Product Development. Product development expenses increased to $6.2
million, or 21.8% of net revenues, in the nine months ended September 30, 2000,
from $3.3 million, or 52.3% of net revenues, in the nine months ended September
30, 1999. On July 1, 2000 we adopted the provisions of EITF 00-2 ("Accounting
for Web Site Development Costs") and capitalized $1,234,000 of web site
development costs incurred on projects in process at September 30, 2000. For
prior periods through June 30, 2000, all product development expenditures were
expensed as incurred. The absolute dollar increase in product development
expenses was primarily due to expenditures related to third-party technical
consultants and the hiring of additional personnel to enhance the features and
functionality of our web site, less the effect of capitalized web site
development costs. In recent months, we have aggressively increased our
recruiting of software development personnel to reduce the use of more costly
third-party technical consultants. The decrease in product development expenses
as a percentage of net revenues is a result of the growth in net revenues and
the capitalization of web site development costs in 2000.

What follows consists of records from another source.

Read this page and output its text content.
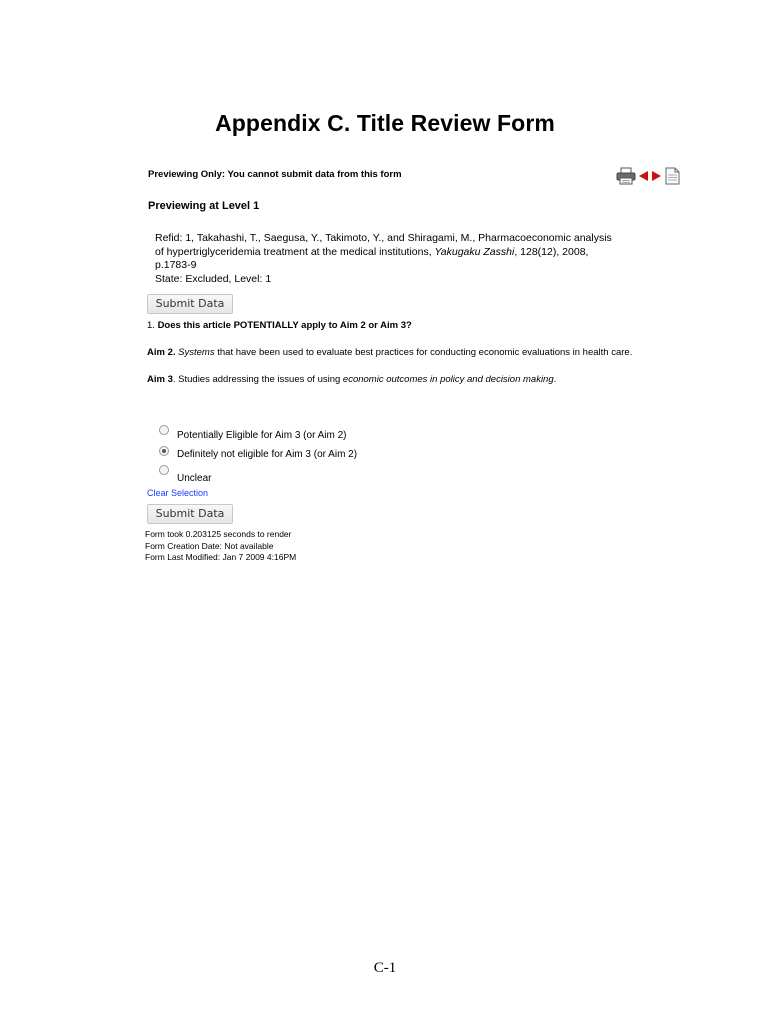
Appendix C. Title Review Form
Previewing Only: You cannot submit data from this form
Previewing at Level 1
Refid: 1, Takahashi, T., Saegusa, Y., Takimoto, Y., and Shiragami, M., Pharmacoeconomic analysis
of hypertriglyceridemia treatment at the medical institutions, Yakugaku Zasshi, 128(12), 2008,
p.1783-9
State: Excluded, Level: 1
Submit Data
1. Does this article POTENTIALLY apply to Aim 2 or Aim 3?
Aim 2. Systems that have been used to evaluate best practices for conducting economic evaluations in health care.
Aim 3. Studies addressing the issues of using economic outcomes in policy and decision making.
Potentially Eligible for Aim 3 (or Aim 2)
Definitely not eligible for Aim 3 (or Aim 2)
Unclear
Clear Selection
Submit Data
Form took 0.203125 seconds to render
Form Creation Date: Not available
Form Last Modified: Jan 7 2009 4:16PM
C-1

General and Administrative. General and administrative expenses increased
to $12.3 million, or 43.3% of net revenues, in the nine months ended September
30, 2000, from $3.9 million, or 62.8% of net revenues, in the nine months ended
September 30, 1999. The absolute dollar increase in general and administrative
expenses was primarily due to the hiring of additional personnel to support the
growth of our business and recruiting costs related to filling key management
positions, as well as increased legal fees and additional provisions for
doubtful accounts. General and administrative expenses decreased as a percentage
of net revenues due to the growth in net revenues. In recent months we have
incurred higher occupancy expense associated with our move to a larger office
space and we have expanded our administrative systems to support our planned
growth and operations as a public company.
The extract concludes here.